Tucked away on the campus of University College London is a dual box of Egyptian treasures.

I've visited, briefly, the Petrie Museum of Egyptian Archaeology it is a museum, then the classic sense of the word: rows and rows of narrow glass fronted cases containing around 80,000 objects. Here is one of the greatest collections of Egypt in Egyptian and Sudanese archaeology in the world.

The high spot for me were two 3000-year-old frocks that had been beautifully displayed on mannequins and displayed so that one could get up really close to these delightful confections.

The whole place is absolutely enchanting.
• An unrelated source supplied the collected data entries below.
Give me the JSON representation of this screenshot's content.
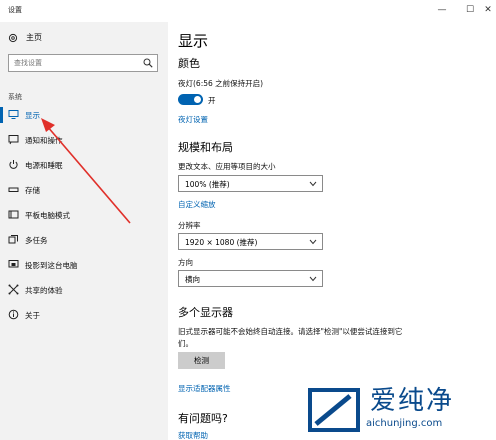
{
  "window": {
    "title": "设置",
    "controls": {
      "minimize": "—",
      "maximize": "☐",
      "close": "✕"
    }
  },
  "sidebar": {
    "home_label": "主页",
    "search_placeholder": "查找设置",
    "section_label": "系统",
    "items": [
      {
        "label": "显示",
        "icon": "monitor-icon",
        "active": true
      },
      {
        "label": "通知和操作",
        "icon": "chat-icon"
      },
      {
        "label": "电源和睡眠",
        "icon": "power-icon"
      },
      {
        "label": "存储",
        "icon": "drive-icon"
      },
      {
        "label": "平板电脑模式",
        "icon": "tablet-icon"
      },
      {
        "label": "多任务",
        "icon": "multitask-icon"
      },
      {
        "label": "投影到这台电脑",
        "icon": "project-icon"
      },
      {
        "label": "共享的体验",
        "icon": "share-icon"
      },
      {
        "label": "关于",
        "icon": "info-icon"
      }
    ]
  },
  "main": {
    "title": "显示",
    "color_heading": "颜色",
    "night_light_label": "夜灯(6:56 之前保持开启)",
    "night_light_state": "开",
    "night_light_link": "夜灯设置",
    "layout_heading": "规模和布局",
    "scale_label": "更改文本、应用等项目的大小",
    "scale_value": "100% (推荐)",
    "custom_scale_link": "自定义缩放",
    "resolution_label": "分辨率",
    "resolution_value": "1920 × 1080 (推荐)",
    "orientation_label": "方向",
    "orientation_value": "横向",
    "multi_display_heading": "多个显示器",
    "multi_display_desc_1": "旧式显示器可能不会始终自动连接。请选择\"检测\"以便尝试连接到它",
    "multi_display_desc_2": "们。",
    "detect_button": "检测",
    "adapter_link": "显示适配器属性",
    "question_heading": "有问题吗?",
    "help_link": "获取帮助"
  },
  "watermark": {
    "name": "爱纯净",
    "url": "aichunjing.com"
  },
  "colors": {
    "accent": "#0063b1",
    "sidebar_bg": "#f2f2f2",
    "arrow": "#e0302a"
  }
}
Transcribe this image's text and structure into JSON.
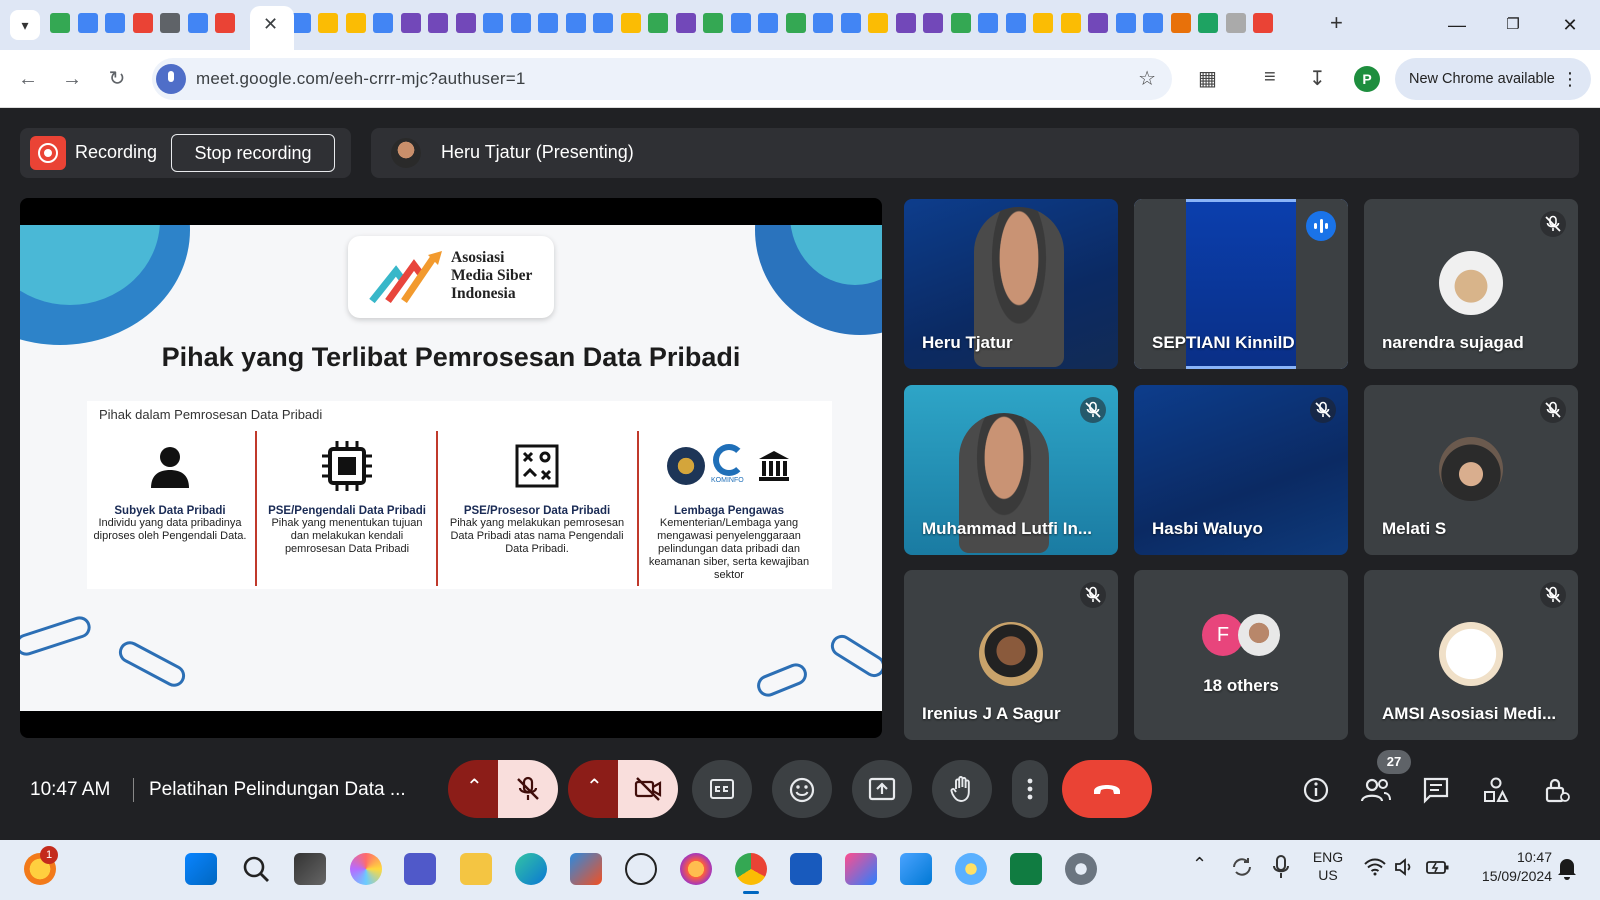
{
  "browser": {
    "address": "meet.google.com/eeh-crrr-mjc?authuser=1",
    "profile_initial": "P",
    "update_label": "New Chrome available",
    "favicon_colors": [
      "#34a853",
      "#4285f4",
      "#4285f4",
      "#ea4335",
      "#5f6368",
      "#4285f4",
      "#ea4335",
      "#4285f4",
      "#fbbc04",
      "#fbbc04",
      "#4285f4",
      "#7248b9",
      "#7248b9",
      "#7248b9",
      "#4285f4",
      "#4285f4",
      "#4285f4",
      "#4285f4",
      "#4285f4",
      "#fbbc04",
      "#34a853",
      "#7248b9",
      "#34a853",
      "#4285f4",
      "#4285f4",
      "#34a853",
      "#4285f4",
      "#4285f4",
      "#fbbc04",
      "#7248b9",
      "#7248b9",
      "#34a853",
      "#4285f4",
      "#4285f4",
      "#fbbc04",
      "#fbbc04",
      "#7248b9",
      "#4285f4",
      "#4285f4",
      "#e8710a",
      "#1ea362",
      "#aaaaaa",
      "#ea4335"
    ]
  },
  "recording": {
    "label": "Recording",
    "stop_label": "Stop recording"
  },
  "presenter": {
    "label": "Heru Tjatur (Presenting)"
  },
  "slide": {
    "logo_lines": [
      "Asosiasi",
      "Media Siber",
      "Indonesia"
    ],
    "title": "Pihak yang Terlibat Pemrosesan Data Pribadi",
    "section_heading": "Pihak dalam Pemrosesan Data Pribadi",
    "kominfo_label": "KOMINFO",
    "columns": [
      {
        "title": "Subyek Data Pribadi",
        "desc": "Individu yang data pribadinya diproses oleh Pengendali Data."
      },
      {
        "title": "PSE/Pengendali Data Pribadi",
        "desc": "Pihak yang menentukan tujuan dan melakukan kendali pemrosesan Data Pribadi"
      },
      {
        "title": "PSE/Prosesor Data Pribadi",
        "desc": "Pihak yang melakukan pemrosesan Data Pribadi atas nama Pengendali Data Pribadi."
      },
      {
        "title": "Lembaga Pengawas",
        "desc": "Kementerian/Lembaga yang mengawasi penyelenggaraan pelindungan data pribadi dan keamanan siber, serta kewajiban sektor"
      }
    ]
  },
  "participants": [
    {
      "name": "Heru Tjatur",
      "muted": false,
      "speaking": false
    },
    {
      "name": "SEPTIANI KinnilD",
      "muted": false,
      "speaking": true
    },
    {
      "name": "narendra sujagad",
      "muted": true,
      "speaking": false
    },
    {
      "name": "Muhammad Lutfi In...",
      "muted": true,
      "speaking": false
    },
    {
      "name": "Hasbi Waluyo",
      "muted": true,
      "speaking": false
    },
    {
      "name": "Melati S",
      "muted": true,
      "speaking": false
    },
    {
      "name": "Irenius J A Sagur",
      "muted": true,
      "speaking": false
    },
    {
      "name": "18 others",
      "initial": "F",
      "muted": false,
      "speaking": false
    },
    {
      "name": "AMSI Asosiasi Medi...",
      "muted": true,
      "speaking": false
    }
  ],
  "meeting": {
    "time": "10:47 AM",
    "title": "Pelatihan Pelindungan Data ...",
    "participant_count": "27"
  },
  "taskbar": {
    "notification_count": "1",
    "lang_top": "ENG",
    "lang_bottom": "US",
    "time": "10:47",
    "date": "15/09/2024"
  }
}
The museum is open Tuesday through to Saturday from 1 o'clock through till 6 o’clock, it’s a lovely place to visit and I shall return. 

Wednesday, 8 August 2012


Five minutes walk from my father’s house,
The Church of St Mary’s Kelvedon,
We walked out in sunshine following the sound,
And caught the bell ringers at it,
Ringing a change?

In sixty minutes the wedding party would arrive; Ushers anxious already.

I try to get the ringers down on paper,
Arms and shoulders
And their grasping for the ‘Sally’
Sally, the velvet grab handle on a bell rope.
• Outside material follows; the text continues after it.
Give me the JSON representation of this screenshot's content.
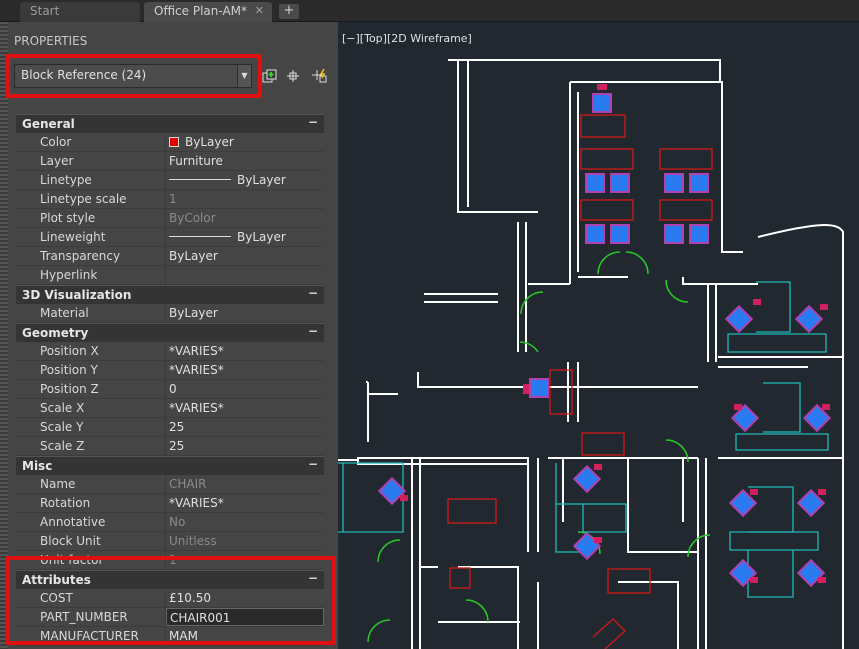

Must find out more about bell-ringing.

Friday, 3 August 2012



Now the estuary is quiet and peaceful; Curlews, Oystercatchers skim the water and occasionally pipe up against the constant chatter of the gulls.

A swarm of mullet rose to the surface, perhaps for our tortilla chips, before absolute low water.  Then Ragdoll like several others moored close by tipped over 30 degrees and we spent a couple of hours on one side of the cockpit, legs braced against the other side to maintain some sense of balance.  Large Gin & Tonics really was the only recourse as we prepared for being level and the chance to prepare and consume supper and with in finished, wine was the consolation.

Cooking was almost brought to an end when we ran out of matches and called across the water to a boatful of sea scouts; answering our hail they then rowed over to a neighbouring boat begged a lighter off them: Be Prepared.

Mill pond calm dawn with orange tawny light: Saturday at 0630 we awoke to find ourselves at 20% a-tilt, however we were soon horizontal again and after breakfast we sailed gingerly out, towards deeper water and the journey back, eastwards, home to Emsworth. Wind and tide were with us for four hours; sails un-reefed and full.

The fine weather and it being Saturday brought hundreds of craft into the Solent. Most of these were following the race of J-Class boats in a round the island race. Four J-Class juggernauts, with their crews of twenty or more, were hard at it, impossibly large sails and masts 180 feet high. J-Class, the kings of yachting, vying for supremacy and casting every other vessel was a bit-party in the sun-blessed pageant.

Later in the afternoon and we were back on the mooring; cleaning up and clearing out; kit bags off and covers on, all tied down and at rest; soon we were back in the dingy to the clubhouse after a splendid voyage aboard Rag Doll.